Je suis également convaincu que la force utilisée par les agents pour appréhender la plaignante était justifiée au sens de la loi. Les efforts de négociation des agents n’aboutissaient à rien et il persistait un risque que la plaignante utilise le couteau pour se blesser à tout moment. Dans ces circonstances, il était logique de tenter de la neutraliser temporairement à l’aide du PIE. Une intervention physique directe aurait comporté des risques de blessure pour la plaignante et les agents de police. Le PIE a eu l’effet escompté et a donné aux agents le temps d’intervenir de façon sécuritaire. L’utilisation du bouclier par l’AI faisait partie du plan convenu et était une tactique raisonnable puisque la plaignante était toujours en possession du couteau. Enfin, je ne peux reprocher à l’AI d’avoir fait ce que l’on pouvait attendre de lui dans les circonstances, soit de retirer le couteau de la main de la plaignante, même si celle-ci a subi de graves coupures à la main gauche au cours de cette manœuvre.

Pour les motifs qui précèdent, j’en conclus qu’il n’y a pas lieu de porter des accusations criminelles dans cette affaire et le dossier est clos.

Date : 22 janvier 2025

Approuvé électroniquement par

Joseph Martino

Directeur

Unité des enquêtes spéciales

Notes

  • 1) Sauf indication contraire, les renseignements fournis dans cette section reflètent les renseignements fournis à l’UES au moment de la notification.
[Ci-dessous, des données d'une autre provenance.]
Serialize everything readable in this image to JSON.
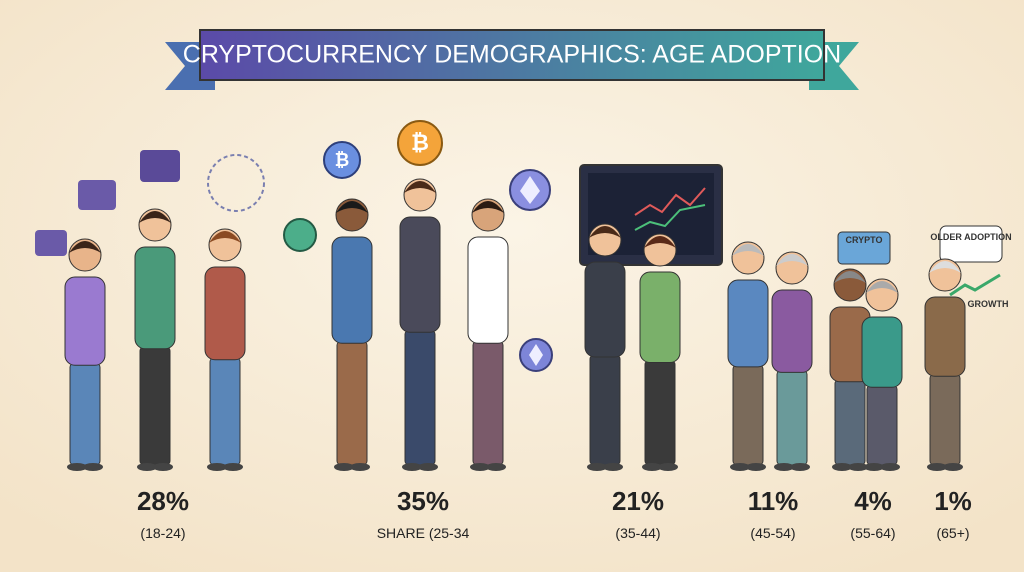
{
  "header": {
    "title": "CRYPTOCURRENCY DEMOGRAPHICS: AGE ADOPTION"
  },
  "groups": [
    {
      "percent": "28%",
      "label": "(18-24)"
    },
    {
      "percent": "35%",
      "label": "SHARE (25-34"
    },
    {
      "percent": "21%",
      "label": "(35-44)"
    },
    {
      "percent": "11%",
      "label": "(45-54)"
    },
    {
      "percent": "4%",
      "label": "(55-64)"
    },
    {
      "percent": "1%",
      "label": "(65+)"
    }
  ],
  "callouts": {
    "card": "CRYPTO",
    "bubble": "OLDER ADOPTION",
    "arrow": "GROWTH"
  }
}
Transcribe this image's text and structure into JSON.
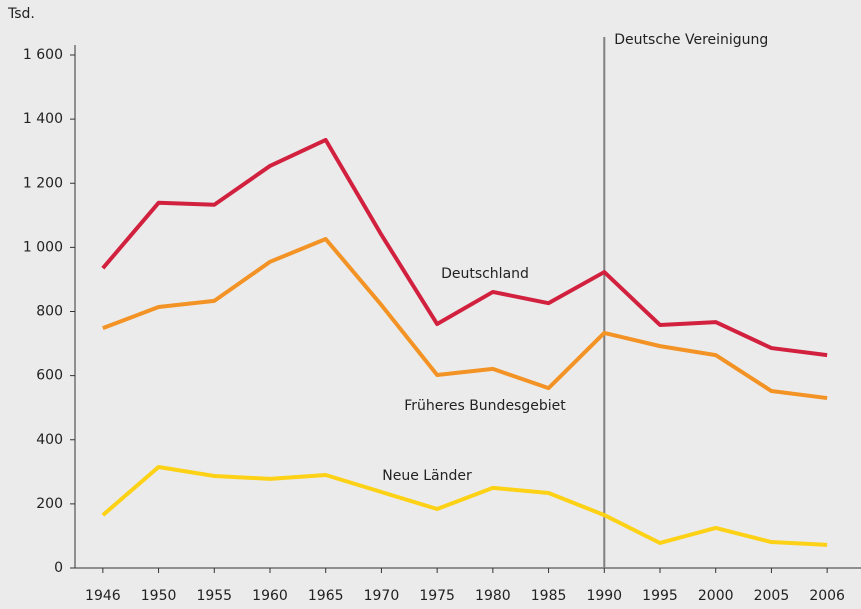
{
  "chart_data": {
    "type": "line",
    "y_label": "Tsd.",
    "categories": [
      "1946",
      "1950",
      "1955",
      "1960",
      "1965",
      "1970",
      "1975",
      "1980",
      "1985",
      "1990",
      "1995",
      "2000",
      "2005",
      "2006"
    ],
    "series": [
      {
        "name": "Deutschland",
        "color": "#d2213f",
        "values": [
          935,
          1139,
          1133,
          1254,
          1335,
          1039,
          761,
          861,
          826,
          923,
          758,
          767,
          686,
          664
        ]
      },
      {
        "name": "Früheres Bundesgebiet",
        "color": "#f39325",
        "values": [
          748,
          814,
          833,
          955,
          1026,
          820,
          602,
          621,
          561,
          733,
          692,
          664,
          552,
          530
        ]
      },
      {
        "name": "Neue Länder",
        "color": "#fcd116",
        "values": [
          165,
          315,
          287,
          278,
          290,
          237,
          184,
          250,
          234,
          165,
          78,
          125,
          81,
          72
        ]
      }
    ],
    "ylim": [
      0,
      1600
    ],
    "yticks": [
      0,
      200,
      400,
      600,
      800,
      {
        "value": 1000,
        "label": "1 000"
      },
      {
        "value": 1200,
        "label": "1 200"
      },
      {
        "value": 1400,
        "label": "1 400"
      },
      {
        "value": 1600,
        "label": "1 600"
      }
    ],
    "annotations": [
      {
        "text": "Deutsche Vereinigung",
        "x": "1990"
      }
    ],
    "grid": false
  }
}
Ils ne reflètent pas nécessairement les faits constatés par l’UES dans le cadre de son enquête. [Retour au texte]
  • 2) Les documents suivants contiennent des renseignements personnels délicats qui ne sont pas divulgués, comme le prévoit le paragraphe 34 (2) de la Loi de 2019 sur l’Unité des enquêtes spéciales. Les principaux éléments des documents sont résumés ci-dessous. [Retour au texte]

Note:

La version originale anglaise signée du rapport fait autorité. En cas de divergence entre cette version et les versions anglaise ou française en ligne, la version originale anglaise signée du rapport l’emporte.